Two pages from a David Livingstone notebook. One page has linguistic notes; the other Swahili words with English definitions.

One More Voice


Lost Voices from the British Empire's Archives

Coding Guidelines

The One More Voice project has developed a set of lightweight TEI coding guidelines in keeping with the minimal computing approach of the project as a whole. The guidelines are based on a simplified version of the coding guidelines previously created for Livingstone Online. The latter were developed over a ten-year period through a series of Livingstone Online initiatives. For the One More Voice guidelines, the project prioritized key structural and content TEI tags, attributes, and values with two primary goals in mind: 1) Providing a basic TEI scaffolding to support further encoding work by the project contributors or by others; and 2) Enabling edited and encoded TEI items to be transformed (via XSLT) into facsimile HTML versions for online publication.

The list below includes all tags and attributes selected for these purposes, but does not include any tags and attributes exclusive to the TEI header since those do not vary document to document and remain unchanged from Livingstone Online practices. Each tag is followed by a brief gloss and the number of the corresponding sections of the Livingstone Online coding guidelines, which provide further information about practices related to the tag and any relevant attributes and values. As relevant, the entries below also conclude with discussion of significant deviations from the Livingstone Online guidelines.

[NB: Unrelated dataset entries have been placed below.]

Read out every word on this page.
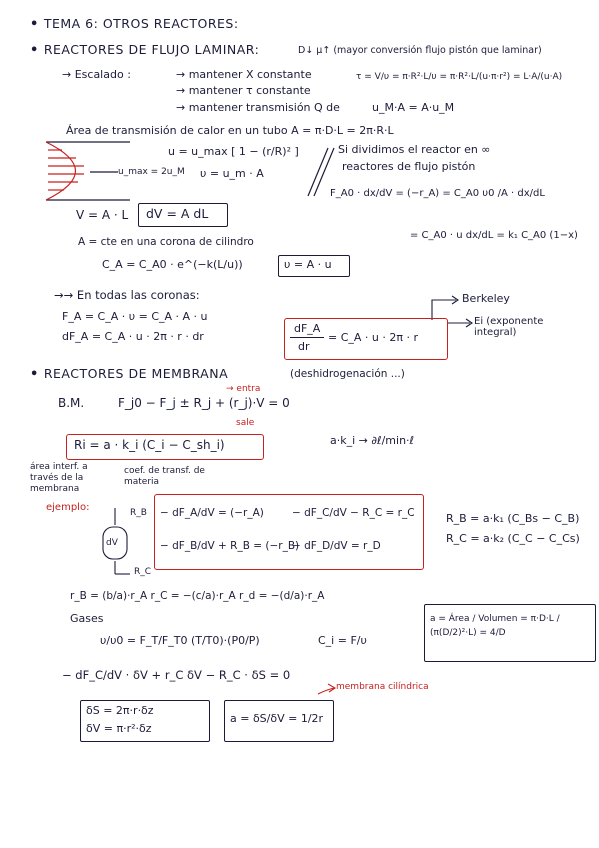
• TEMA 6: OTROS REACTORES:
• REACTORES DE FLUJO LAMINAR:	D↓ μ↑ (mayor conversión flujo pistón que laminar)
→ Escalado :	→ mantener X constante
→ mantener τ constante
→ mantener transmisión Q de
τ = V/υ = π·R²·L/υ = π·R²·L/(u·π·r²) = L·A/(u·A)
u_M·A = A·u_M
Área de transmisión de calor en un tubo A = π·D·L = 2π·R·L
u = u_max [ 1 − (r/R)² ]
u_max = 2u_M υ = u_m · A
Si dividimos el reactor en ∞
reactores de flujo pistón
F_A0 · dx/dV = (−r_A) = C_A0 υ0 /A · dx/dL
= C_A0 · u dx/dL = k₁ C_A0 (1−x)
V = A · L dV = A dL
A = cte en una corona de cilindro
C_A = C_A0 · e^(−k(L/u))	υ = A · u
→→ En todas las coronas:
F_A = C_A · υ = C_A · A · u
dF_A = C_A · u · 2π · r · dr
dF_A
dr
= C_A · u · 2π · r
Berkeley
Ei (exponente integral)
• REACTORES DE MEMBRANA	(deshidrogenación ...)
→ entra
B.M.	F_j0 − F_j ± R_j + (r_j)·V = 0
sale
Ri = a · k_i (C_i − C_sh_i)	a·k_i → ∂ℓ/min·ℓ
área interf. a través de la membrana
coef. de transf. de materia
ejemplo:	R_B
dV
R_C
− dF_A/dV = (−r_A)	− dF_C/dV − R_C = r_C
− dF_B/dV + R_B = (−r_B)
− dF_D/dV = r_D
R_B = a·k₁ (C_Bs − C_B)
R_C = a·k₂ (C_C − C_Cs)
r_B = (b/a)·r_A r_C = −(c/a)·r_A r_d = −(d/a)·r_A
Gases
υ/υ0 = F_T/F_T0 (T/T0)·(P0/P)	C_i = F/υ
a = Área / Volumen = π·D·L / (π(D/2)²·L) = 4/D
− dF_C/dV · δV + r_C δV − R_C · δS = 0
membrana cilíndrica
δS = 2π·r·δz
δV = π·r²·δz
a = δS/δV = 1/2r
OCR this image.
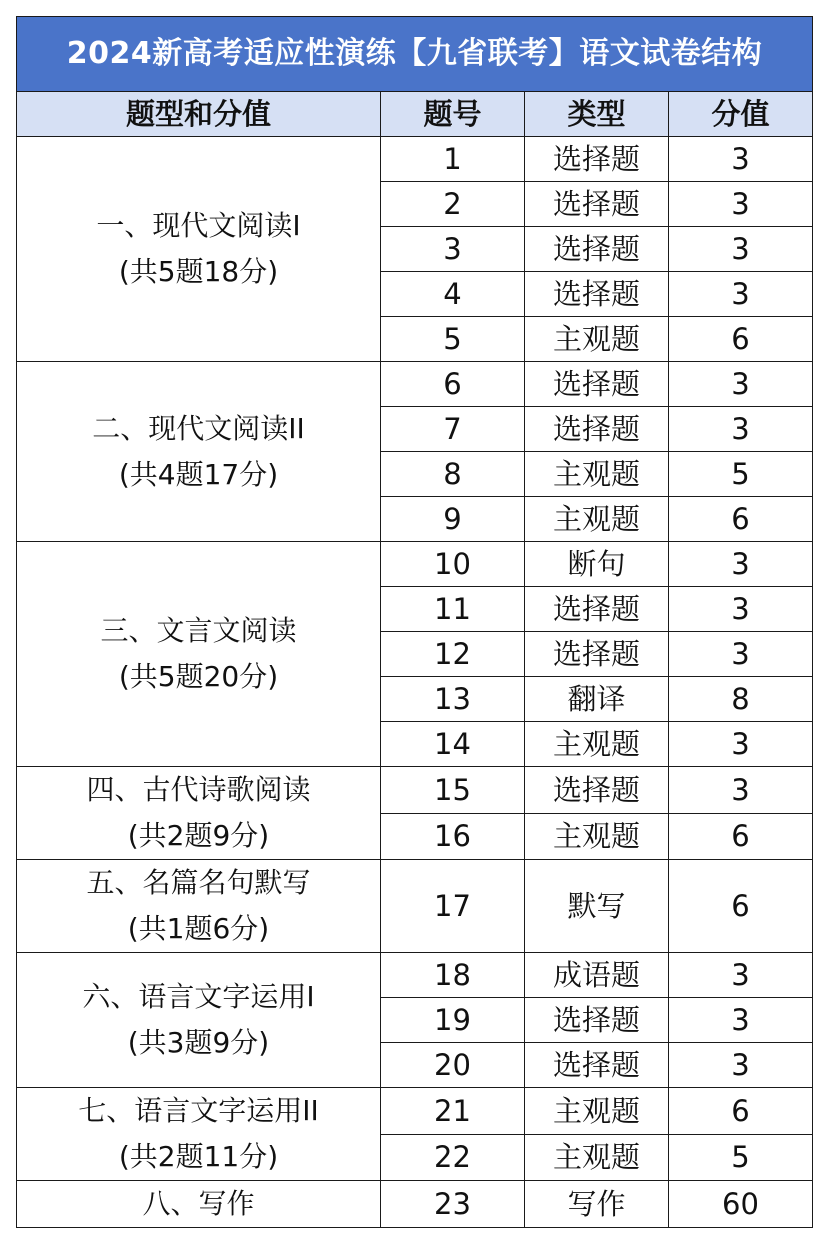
2024新高考适应性演练【九省联考】语文试卷结构			
题型和分值	题号	类型	分值

一、现代文阅读I
(共5题18分)	1	选择题	3
	2	选择题	3
	3	选择题	3
	4	选择题	3
	5	主观题	6

二、现代文阅读II
(共4题17分)	6	选择题	3
	7	选择题	3
	8	主观题	5
	9	主观题	6

三、文言文阅读
(共5题20分)	10	断句	3
	11	选择题	3
	12	选择题	3
	13	翻译	8
	14	主观题	3

四、古代诗歌阅读
(共2题9分)	15	选择题	3
	16	主观题	6

五、名篇名句默写
(共1题6分)	17	默写	6

六、语言文字运用I
(共3题9分)	18	成语题	3
	19	选择题	3
	20	选择题	3

七、语言文字运用II
(共2题11分)	21	主观题	6
	22	主观题	5

八、写作	23	写作	60
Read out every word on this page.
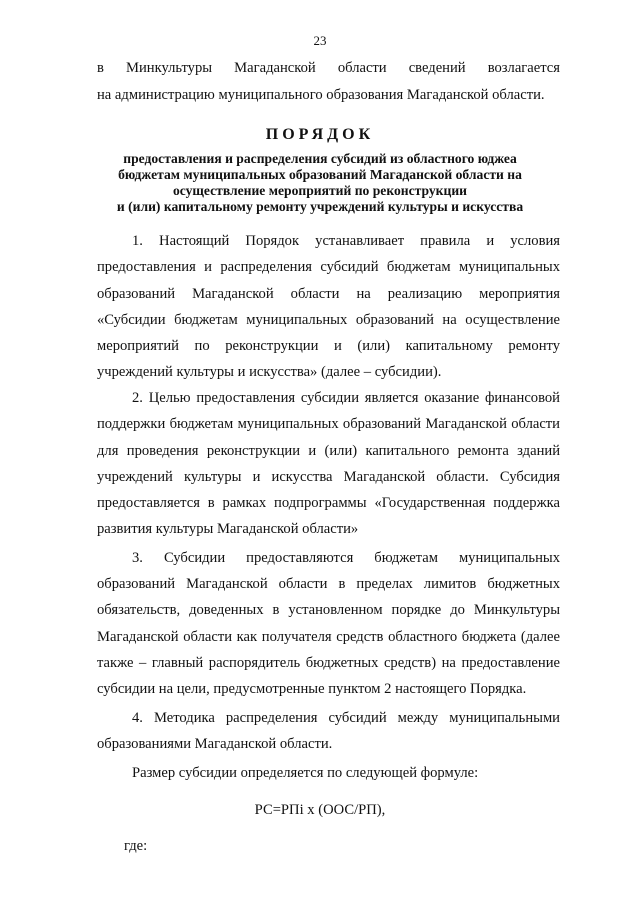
23
в Минкультуры Магаданской области сведений возлагается
на администрацию муниципального образования Магаданской области.
ПОРЯДОК
предоставления и распределения субсидий из областного юджеа
бюджетам муниципальных образований Магаданской области на
осуществление мероприятий по реконструкции
и (или) капитальному ремонту учреждений культуры и искусства
1. Настоящий Порядок устанавливает правила и условия
предоставления и распределения субсидий бюджетам муниципальных
образований Магаданской области на реализацию мероприятия
«Субсидии бюджетам муниципальных образований на осуществление
мероприятий по реконструкции и (или) капитальному ремонту
учреждений культуры и искусства» (далее – субсидии).
2. Целью предоставления субсидии является оказание финансовой
поддержки бюджетам муниципальных образований Магаданской области
для проведения реконструкции и (или) капитального ремонта зданий
учреждений культуры и искусства Магаданской области. Субсидия
предоставляется в рамках подпрограммы «Государственная поддержка
развития культуры Магаданской области»
3. Субсидии предоставляются бюджетам муниципальных
образований Магаданской области в пределах лимитов бюджетных
обязательств, доведенных в установленном порядке до Минкультуры
Магаданской области как получателя средств областного бюджета (далее
также – главный распорядитель бюджетных средств) на предоставление
субсидии на цели, предусмотренные пунктом 2 настоящего Порядка.
4. Методика распределения субсидий между муниципальными
образованиями Магаданской области.
Размер субсидии определяется по следующей формуле:
РС=РПi х (ООС/РП),
где:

<ab> - text with no clear relationship to the surrounding text - 11.12; @rend - 11.12

<add> - additions to the original text - 11.13; @place - 11.13; @rend - 11.13

<bloc> - multinational entities, usually continents - 15

<cb> - column breaks (placed wherever relevant in the text) - 11.11

<choice> - segments of text for which the editors have provided alternatives (also see <sic> and <corr>, and <orig> and <reg>) - 12.2, 12.7

<corr> - suggested editorial corrections of the original text (also see <sic>) - 12.2

<country> - countries - 15

<date> - dates - 9, @from - 9; @to - 9; @when - 9

<del> - deletions from the original text - 11.13; @rend - 11.13

<div> - divisions of the original text - 4; @rend - 4

<figDesc> - editorial descriptions of figures, drawing, and calculations - 21

<figure> - figures, drawing, and calculations - 21; @rend - 21

<foreign> - foreign words and phrases - 19

<gap> - missing portions of text or text that is completely illegible (also see <unclear>) - 12.5; @extent - 12.5; @unit - 12. 5

<geogName> - formally named geographical entities - 15

<hi> - formatting in the original text such as underlining - 11.3; @rend - 11.3

<lb> - line breaks (placed at the beginning of lines in coded text) - 7; @break - 11.5

<metamark> - textual marks used to indicate original authorial or editorial amendations - 11.3; @place - 11.3; @rend - 11.3

<milestone> - lines in the original text used to separate different sections - 11.9; @rend - 11.9; @unit - 11.9

<note> - authorial notes within the original text - 11.17

<orgName> - formally-named groups and organizations not covered by <term type="collective"> - 17-17.1

<orig> - nineteenth-century variants of words for which the editors have provided contemporary standardized versions (also see <reg>) - 12.7

<p> - paragraphs - 8; @rend - 8

<pb> - page breaks - 6; @facs - 6; @n - 6

<persName> - formally-named individuals - 14

<placeName> - formally-named places - 15 - now used only as a fallback option in cases where <bloc>, <country>, <region>, <settlement>, and <geogName> are not appropriate

<reg> - contemporary standardized versions of words that appear in nineteenth-century variants in the original text (also see <orig>) - 12.7

<region> - formally-named regions; used when <country> or <bloc> are not appropriate - 15

<seg> - segments of text somehow unusual or noteworthy - 11.4 and elsewhere; @rend - 11.4 and elsewhere; @type - 11.4 and elsewhere; also @type="metamark" now used to tag metamarks (e.g., <seg type="metamark">^</seg>) and @type="hyphen" now used to tag hyphens in words that break over two lines (e.g., <w>Livings<seg type="hyphen">-</seg><lb break="no"/>tone</w>)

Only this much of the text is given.